Touched By The Bloody Hand

When we first walked out of Gibson's Apocalypto, my thinking was that real question with this film was: "Is it fatalistic or not?"

It seems most people's question was "Why was it so violent?" but I guess those people don't watch very many violent movies. Apocalypto isn't the gratuitous bloodbath everyone paints it as. Yes, people get their hearts cut out and their heads cut off, but the cutting happens for the most part off-screen. If you can't handle the heart-yoinking scene from Indiana Jones and the Temple of Doom then this MIGHT be too much for you. Otherwise, it's not that big a deal.

No, as I say, my concern was with the implied fatalism. A quick conversation with Steph was enough to reassure me that yes, the film does indeed posit a fatalistic view of life. The descent of civilization is prophesied, and comes true exactly as described, and there is not a thing anyone can do about it.

That's not in and of itself a bad thing. Well, not quite.

The problem with stories that put forward a fatalistic view (most allegories fall into this trap) is that once you as a viewer have realised that the story takes place in a world where fate holds sway, it becomes hard to engage much with the characters. We CARE most about characters who are doing something to affect the world, and in a fate-driven world, individuals can have no impact; they can only fulfill their role.

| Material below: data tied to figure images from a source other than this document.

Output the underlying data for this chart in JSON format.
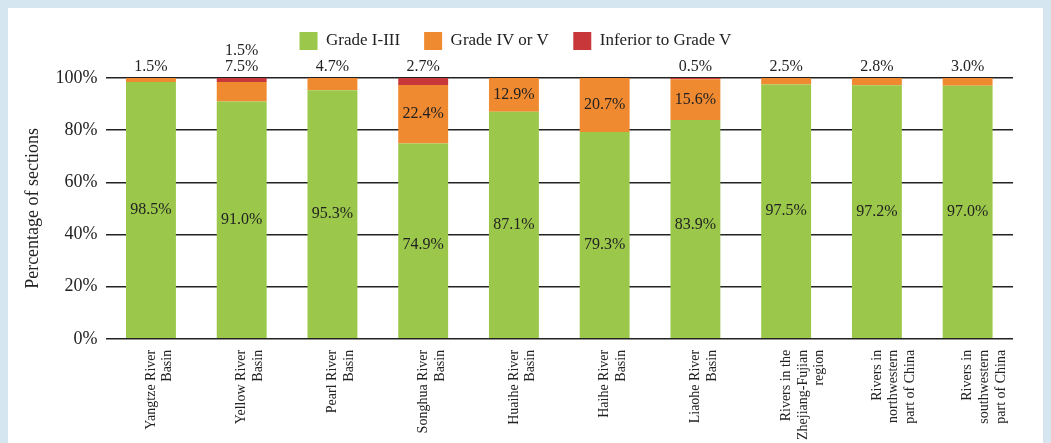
{
  "chart_data": {
    "type": "bar",
    "stacked": true,
    "ylabel": "Percentage of sections",
    "categories": [
      "Yangtze River Basin",
      "Yellow River Basin",
      "Pearl River Basin",
      "Songhua River Basin",
      "Huaihe River Basin",
      "Haihe River Basin",
      "Liaohe River Basin",
      "Rivers in the Zhejiang-Fujian region",
      "Rivers in northwestern part of China",
      "Rivers in southwestern part of China"
    ],
    "series": [
      {
        "name": "Grade I-III",
        "color": "#9bc84a",
        "values": [
          98.5,
          91.0,
          95.3,
          74.9,
          87.1,
          79.3,
          83.9,
          97.5,
          97.2,
          97.0
        ],
        "value_labels": [
          "98.5%",
          "91.0%",
          "95.3%",
          "74.9%",
          "87.1%",
          "79.3%",
          "83.9%",
          "97.5%",
          "97.2%",
          "97.0%"
        ]
      },
      {
        "name": "Grade IV or V",
        "color": "#f08a30",
        "values": [
          1.5,
          7.5,
          4.7,
          22.4,
          12.9,
          20.7,
          15.6,
          2.5,
          2.8,
          3.0
        ],
        "value_labels": [
          "1.5%",
          "7.5%",
          "4.7%",
          "22.4%",
          "12.9%",
          "20.7%",
          "15.6%",
          "2.5%",
          "2.8%",
          "3.0%"
        ]
      },
      {
        "name": "Inferior to Grade V",
        "color": "#c8383a",
        "values": [
          0,
          1.5,
          0,
          2.7,
          0,
          0,
          0.5,
          0,
          0,
          0
        ],
        "value_labels": [
          null,
          "1.5%",
          null,
          "2.7%",
          null,
          null,
          "0.5%",
          null,
          null,
          null
        ]
      }
    ],
    "ylim": [
      0,
      100
    ],
    "yticks": [
      {
        "value": 0,
        "label": "0%"
      },
      {
        "value": 20,
        "label": "20%"
      },
      {
        "value": 40,
        "label": "40%"
      },
      {
        "value": 60,
        "label": "60%"
      },
      {
        "value": 80,
        "label": "80%"
      },
      {
        "value": 100,
        "label": "100%"
      }
    ],
    "grid": "y",
    "legend": "top"
  }
}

Because of course we want to believe that we live in a world where our choices matter, where the pains and trials we undergo have meaning and impact and value. And of course we are terrified that we don't. And so in the end, watching Apocalypto becomes an exercise in watching these poor saps who cannot turn aside from their destiny, and just feeling sorry for them. It sure does suck to be them. Yes sirree.

So how is this different from The Passion, Gibson's brilliant masterpiece? Isn't that fatalistic? Isn't Christ as fated to die on that cross as these Americans are to collapse under their own superstitious dread?

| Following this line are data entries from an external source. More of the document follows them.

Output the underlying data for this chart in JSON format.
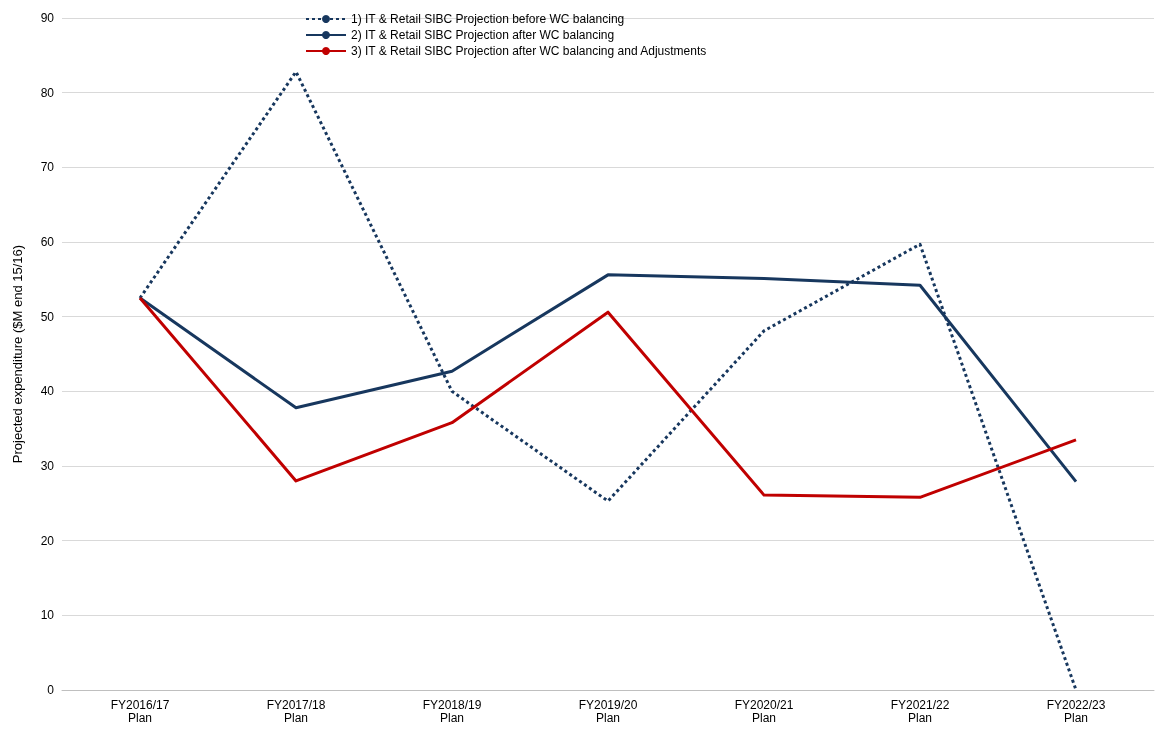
{
  "chart_data": {
    "type": "line",
    "ylabel": "Projected expenditure ($M end 15/16)",
    "categories": [
      "FY2016/17\nPlan",
      "FY2017/18\nPlan",
      "FY2018/19\nPlan",
      "FY2019/20\nPlan",
      "FY2020/21\nPlan",
      "FY2021/22\nPlan",
      "FY2022/23\nPlan"
    ],
    "series": [
      {
        "name": "1) IT & Retail SIBC Projection before WC balancing",
        "color": "#17375e",
        "line_style": "dotted",
        "values": [
          52.5,
          82.8,
          40.0,
          25.3,
          48.1,
          59.7,
          0
        ]
      },
      {
        "name": "2) IT & Retail SIBC Projection after WC balancing",
        "color": "#17375e",
        "line_style": "solid",
        "values": [
          52.5,
          37.8,
          42.7,
          55.6,
          55.1,
          54.2,
          27.9
        ]
      },
      {
        "name": "3) IT & Retail SIBC Projection after WC balancing and Adjustments",
        "color": "#c00000",
        "line_style": "solid",
        "values": [
          52.5,
          28.0,
          35.8,
          50.6,
          26.1,
          25.8,
          33.5
        ]
      }
    ],
    "ylim": [
      0,
      90
    ],
    "yticks": [
      0,
      10,
      20,
      30,
      40,
      50,
      60,
      70,
      80,
      90
    ],
    "grid": "y",
    "legend": "top",
    "marker": "none"
  }
}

I wondered about this as I was washing the dishes.

Wash wash wash. Wonder wonder wonder.

But once I realised the difference, I understood immediately why The Passion is so moving and why Apocalypto, for all its glory and energy, is so flat.

Christ knows what's happening to him. He chooses his fate. The Christian story isn't a story about the working-out of some pre-ordained fate -- it's about a man choosing compassion and inner strength over fear and weakness. The story is so powerful partly because we're all up there, hanging from the crosses of our own lives and asking, "Why me? Why am I stuck here?"

And the answer it gives is: "Because you know it's the right thing to do. You didn't have to do this. You could have stepped aside. All you had to do was open your temples to the money-lenders, stone those who reminded you of your own failures, and join in driving out those who speak the unwelcome truth. If you would have put aside your conscience and your passion for honesty, all would have been so much easier. But you chose to do the right thing, to suffer for THEIR sins, to allow yourself to take on the burden of THEIR dishonesty and fear, and so you can just shut up and bleed, because you got nobody to blame but yourself. Because you knew it was the right thing to do."

Apocalypto can't even ask the question, let alone answer it. Which is too bad, because it is beautiful and horrible and full of tremendous performances. But it's mute beauty, silenced by its own fatalistic vision.